新宿若松町の石井部隊長の自宅に「潜伏」する
それからまた、連絡があって、移動した。ところがなんと驚いたことに、こんどの落着き先は、隊長の自宅だったのだ。
当時、飯田橋を通って神楽坂から新宿角筈〈ツノハズ〉に抜ける路面電車があった。その電車の若松町という停留所で降りると、向いに小鳥屋がある。その横を真っすぐ入ると、やがて「トイチ」と呼んでいた東京第一陸軍病院につき当たる。病院の左側の塀にそってしばらく歩き、左に折れた先に、隊長のお宅があった。わたしは「三研」時代から知っていた。
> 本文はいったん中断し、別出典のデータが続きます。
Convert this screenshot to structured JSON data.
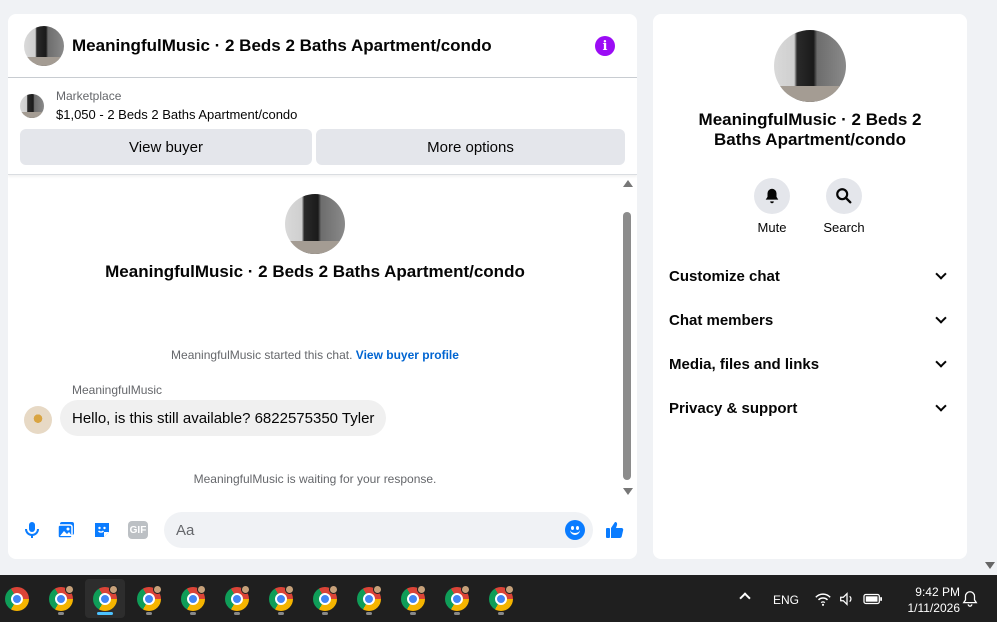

鉄筋コンクリートづくりの大きな立派な二階建ての邸宅だった。屋上もある。お宅には、おばあさまと隊長の奥さん、子どもたち、それに夫婦のお手伝いがいた。隊長の部屋は、二階にあった。二〇畳ぐらいの板敷きのホールがあって、その横の和室がそうだった。
はじめのうち、隊長は家から一歩も出なかった。なんでもロシアから、「天皇と石井四郎を出せ」という脅迫状みたいたものが来ていたらしい。二階の窓は、すべて黒いカーテンで覆われていた。隊長は、ときおり黒いカーテンをそっとめくって、外を窺っている。「まるで亡命しているようだな」と寂しく笑ったのをおぼえている。
ある時、わたしが二階にお茶をもっていくと、隊長が「近衛〔文麿〕さんも白鳥さんも自決された」と沈んだ様子でわたしにいう。〈隊長も死にたいのだな〉とわたしは涙ぐんでしまった。「多勢の人間に迷惑かけることになるから、死ぬわけにはいかんのだ」と、隊長は自分を励ますようにいった。【中略】
若干、注釈する。「若松町」というのは、当時の東京都牛込区若松町、今の新宿区若松町にあった都電の停車場の名前である。石井四郎の自宅が牛込区若松町にあったかどうかは不明。東京第一陸軍病院というのは、今日の国立国際医療センターの前身である。「三研」とは、郡司陽子さんによれば、陸軍軍医学校第三研究所の略称である。ただし、郡司さんも、これが、正式な名前で呼ばれたのを聞いたことはないという。
近衛文麿が自殺したのは、一九四五年(昭和二〇)一二月一六日である。郡司さんの記憶に誤りがなければ、石井四郎が「若松町」の自宅を離れたのは、少なくとも、近衛文麿の自殺よりもあとである。なお、「白鳥さんも自決された」とある。この白鳥さんというのは、元イタリア大使の白鳥敏夫のことではない。なぜなら、白鳥敏夫は自殺していないからである。あるいは、当時、白鳥敏夫が自殺したという風評が流れたのか。
いずれにしても、世界画報社の木村亨さんが、石井四郎邸を訪れたのは、石井が、ひそかに自宅に戻り、「ときおり黒いカーテンをそっとめくって、外を窺っている」、そういう時だったと思われる。今、手元に、『世界画報』に載ったスクープ記事のコピーがないが、以前、国会図書館でこの記事を確認し、コピーもとった。この記事を参照すれば、木村亨さんらの一行が石井四郎邸を訪れた時期も、ハッキリすると思う。